3. The Bateman Act (section 33-4241, Comp.Sts.Ann. 1929) provides: “After March 12, 1897, it shall be unlawful for any board of county commissioners, city council, town trustees, board of. education, board of trustees, or board of school directors of any school district, for any purpose whatever to become indebted or contract any debts of any kind or nature whatsoever during any. current year which, at the end of such current year, is not and cannot then be paid out of the money actually collected and belonging to that current year, and any and all kind of indebtedness for any current year, which is not • paid and cannot be paid, as above provided for is hereby declared to be null and void.”

It is urged that the provision made in the judgment for its payment would, if enforced, violate the Bateman Act. This seems to be correct. The decision of this court in Las Vegas Independent Publishing Co. v. Board of County Com’rs of San Miguel County, 35 N.M. 486, 1 P.(2d) 564, supports appellant. Only the taxes for the year of 1931 can be applied to the payment of this judgment.

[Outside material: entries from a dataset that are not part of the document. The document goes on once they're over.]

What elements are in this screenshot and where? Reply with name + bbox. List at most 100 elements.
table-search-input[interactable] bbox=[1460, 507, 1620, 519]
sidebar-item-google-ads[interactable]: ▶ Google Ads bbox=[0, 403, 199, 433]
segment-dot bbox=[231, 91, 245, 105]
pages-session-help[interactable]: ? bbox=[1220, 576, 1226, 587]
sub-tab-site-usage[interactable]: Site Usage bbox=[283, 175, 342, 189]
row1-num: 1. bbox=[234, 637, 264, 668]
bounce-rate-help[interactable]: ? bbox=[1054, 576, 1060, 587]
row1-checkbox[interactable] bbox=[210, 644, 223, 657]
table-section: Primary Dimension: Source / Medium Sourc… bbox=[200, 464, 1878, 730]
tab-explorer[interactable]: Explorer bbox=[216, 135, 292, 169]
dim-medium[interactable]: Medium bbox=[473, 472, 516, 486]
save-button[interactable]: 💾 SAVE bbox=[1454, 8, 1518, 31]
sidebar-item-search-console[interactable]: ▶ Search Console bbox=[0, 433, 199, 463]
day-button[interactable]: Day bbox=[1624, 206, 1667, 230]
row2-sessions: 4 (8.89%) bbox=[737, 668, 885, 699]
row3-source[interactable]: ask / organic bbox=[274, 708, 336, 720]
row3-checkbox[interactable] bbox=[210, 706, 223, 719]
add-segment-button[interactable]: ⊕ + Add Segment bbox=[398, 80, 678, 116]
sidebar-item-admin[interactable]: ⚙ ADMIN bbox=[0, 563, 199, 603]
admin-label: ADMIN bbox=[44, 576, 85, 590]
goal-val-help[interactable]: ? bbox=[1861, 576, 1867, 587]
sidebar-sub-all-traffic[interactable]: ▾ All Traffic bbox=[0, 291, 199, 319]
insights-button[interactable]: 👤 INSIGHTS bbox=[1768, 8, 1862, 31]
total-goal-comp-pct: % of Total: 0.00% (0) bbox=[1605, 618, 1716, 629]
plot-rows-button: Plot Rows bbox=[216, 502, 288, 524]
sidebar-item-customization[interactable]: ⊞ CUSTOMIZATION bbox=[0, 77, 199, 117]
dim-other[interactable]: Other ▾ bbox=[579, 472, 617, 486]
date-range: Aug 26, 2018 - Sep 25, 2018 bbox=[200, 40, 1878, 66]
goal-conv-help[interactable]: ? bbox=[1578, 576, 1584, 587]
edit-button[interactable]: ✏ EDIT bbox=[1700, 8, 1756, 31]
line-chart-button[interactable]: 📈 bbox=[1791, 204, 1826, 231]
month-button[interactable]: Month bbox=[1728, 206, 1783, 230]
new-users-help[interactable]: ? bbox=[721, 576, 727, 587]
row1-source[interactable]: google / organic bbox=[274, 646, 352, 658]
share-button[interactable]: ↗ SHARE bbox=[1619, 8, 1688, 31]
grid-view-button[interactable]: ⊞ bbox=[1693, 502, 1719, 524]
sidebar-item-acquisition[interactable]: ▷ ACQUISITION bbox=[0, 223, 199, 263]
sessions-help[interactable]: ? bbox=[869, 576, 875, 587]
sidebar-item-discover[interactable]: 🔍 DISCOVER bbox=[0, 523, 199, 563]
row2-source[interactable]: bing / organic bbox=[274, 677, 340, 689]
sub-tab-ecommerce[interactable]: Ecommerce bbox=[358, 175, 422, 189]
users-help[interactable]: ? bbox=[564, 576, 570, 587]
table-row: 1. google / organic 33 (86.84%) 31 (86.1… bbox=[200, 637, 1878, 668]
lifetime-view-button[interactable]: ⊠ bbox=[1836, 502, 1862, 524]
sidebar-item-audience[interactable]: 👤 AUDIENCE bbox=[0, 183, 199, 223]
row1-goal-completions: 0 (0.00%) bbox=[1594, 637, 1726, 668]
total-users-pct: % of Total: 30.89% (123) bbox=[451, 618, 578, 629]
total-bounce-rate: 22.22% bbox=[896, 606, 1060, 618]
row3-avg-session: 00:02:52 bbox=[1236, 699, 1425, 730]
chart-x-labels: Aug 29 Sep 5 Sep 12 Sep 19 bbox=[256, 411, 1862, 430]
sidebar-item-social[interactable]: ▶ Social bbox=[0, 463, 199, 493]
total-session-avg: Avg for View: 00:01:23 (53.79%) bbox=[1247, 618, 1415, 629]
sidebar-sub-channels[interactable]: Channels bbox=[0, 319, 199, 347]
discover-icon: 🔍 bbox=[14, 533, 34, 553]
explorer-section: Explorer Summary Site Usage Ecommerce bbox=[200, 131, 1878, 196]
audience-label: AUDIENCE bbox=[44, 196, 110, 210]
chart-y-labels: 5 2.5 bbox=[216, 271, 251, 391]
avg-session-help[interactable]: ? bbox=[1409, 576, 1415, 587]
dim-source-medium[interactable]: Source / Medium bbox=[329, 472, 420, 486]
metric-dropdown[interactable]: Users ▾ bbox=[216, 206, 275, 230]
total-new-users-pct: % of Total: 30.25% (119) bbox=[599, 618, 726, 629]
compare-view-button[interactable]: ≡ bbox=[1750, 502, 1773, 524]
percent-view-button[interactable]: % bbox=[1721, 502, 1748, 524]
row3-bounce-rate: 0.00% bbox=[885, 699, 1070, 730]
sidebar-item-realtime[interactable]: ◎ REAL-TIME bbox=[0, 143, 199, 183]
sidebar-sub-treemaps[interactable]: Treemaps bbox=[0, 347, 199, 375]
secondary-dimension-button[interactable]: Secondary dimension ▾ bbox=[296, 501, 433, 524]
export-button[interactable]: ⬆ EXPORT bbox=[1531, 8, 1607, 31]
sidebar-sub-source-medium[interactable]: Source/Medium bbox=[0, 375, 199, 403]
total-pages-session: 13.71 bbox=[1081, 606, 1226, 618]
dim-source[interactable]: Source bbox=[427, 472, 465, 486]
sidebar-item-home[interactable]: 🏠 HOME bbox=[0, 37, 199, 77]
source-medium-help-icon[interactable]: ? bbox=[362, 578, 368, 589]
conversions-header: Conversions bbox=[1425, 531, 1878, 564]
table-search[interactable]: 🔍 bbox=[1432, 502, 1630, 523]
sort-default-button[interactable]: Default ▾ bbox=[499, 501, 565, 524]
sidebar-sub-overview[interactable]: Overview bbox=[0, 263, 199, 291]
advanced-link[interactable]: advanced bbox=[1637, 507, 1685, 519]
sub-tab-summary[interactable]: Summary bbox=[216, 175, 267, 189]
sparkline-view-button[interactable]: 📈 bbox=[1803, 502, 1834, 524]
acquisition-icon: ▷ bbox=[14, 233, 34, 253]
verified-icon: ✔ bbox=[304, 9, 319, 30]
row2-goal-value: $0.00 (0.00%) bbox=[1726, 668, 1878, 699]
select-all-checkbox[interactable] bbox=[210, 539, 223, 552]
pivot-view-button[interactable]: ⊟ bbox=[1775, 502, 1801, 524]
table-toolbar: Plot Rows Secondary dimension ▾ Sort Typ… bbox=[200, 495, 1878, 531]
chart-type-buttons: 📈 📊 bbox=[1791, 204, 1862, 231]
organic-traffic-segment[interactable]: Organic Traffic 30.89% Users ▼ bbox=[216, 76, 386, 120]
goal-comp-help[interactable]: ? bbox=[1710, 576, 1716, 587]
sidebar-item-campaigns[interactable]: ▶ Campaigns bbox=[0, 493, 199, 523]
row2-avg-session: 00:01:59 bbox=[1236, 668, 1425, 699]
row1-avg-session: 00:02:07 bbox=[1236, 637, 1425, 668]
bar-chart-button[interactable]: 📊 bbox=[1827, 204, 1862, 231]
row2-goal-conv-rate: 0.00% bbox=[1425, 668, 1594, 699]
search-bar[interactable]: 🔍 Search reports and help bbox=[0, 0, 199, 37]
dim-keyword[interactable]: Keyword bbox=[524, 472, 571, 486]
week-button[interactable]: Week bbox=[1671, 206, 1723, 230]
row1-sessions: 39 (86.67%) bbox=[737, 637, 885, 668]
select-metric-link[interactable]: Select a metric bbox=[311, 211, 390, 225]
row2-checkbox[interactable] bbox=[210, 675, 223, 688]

As there were no other debts incurred in the year of 1931 unpaid, the whole of the delinquent taxes for the year of 1931, collected since December .1, 1931, the date the debt became due, should have been applied to its payment, but such collections have apparently been placed in what is termed a “school maintenance pool fund” into which the delinquent taxes, together with the unused funds of all Lea county school districts, left at the end of each school year are pooled to be used to liquidate debts of the various districts that had no funds for such purpose. No authority for such disposition of the funds (a question not necessary to be answered here) has been cited; but we are confronted with the question raised and not answered in the Las Vegas Independent Publishing Co. Case, supra. Has the provision quoted from the Bateman Act been modified by the transfer provision of the Budget Law (Section 120-607, Comp.Sts.Ann. 1929) or the authority, if any, under which funds are pooled as set out above? The two acts must be harmonized if reasonably possible, and we think this can be done. In preparation of the budget and transfer of funds, there should be held in the account for the preceding year sufficient funds to care for all disputed accounts that, if found just, would be paid out of the tax collected for such year. This was indicated in the Las Vegas Independent Publishing Co. Case, supra. The fact that they were wrongfully transferred to other funds ought not to deprive the appellee of his just debt to the extent that it can legally be paid.

We hold that all funds of the appellant collected, or that will be collected, out of the taxes authorized to be used for the year 1931, but not used during that year, were subject to the payment of appellee’s debt,' and, if they have been diverted to any other purpose, then appellee is entitled to have them restored in the next tax levy.

*184. Such expenditures are “municipal board administrative expense,” and should be so budgeted.

We do not hold there cannot be a case in which municipalities would be authorized to employ attorneys irrespective of the provisions of the Bateman Act, such, for instance for the purpose of defending a tort against a city or in some other case of imperative necessity, that could not be anticipated. There should be a fund provided to anticipate such contingencies.

The judgment of the district court will be reversed, with directions to reform that part of his judgment with reference to the manner and means of paying said judgment to conform herewith.

It is so ordered.

SADLER, C. J., and HUDSPETH, BICKLEY, and ZINN, JJ-, concur.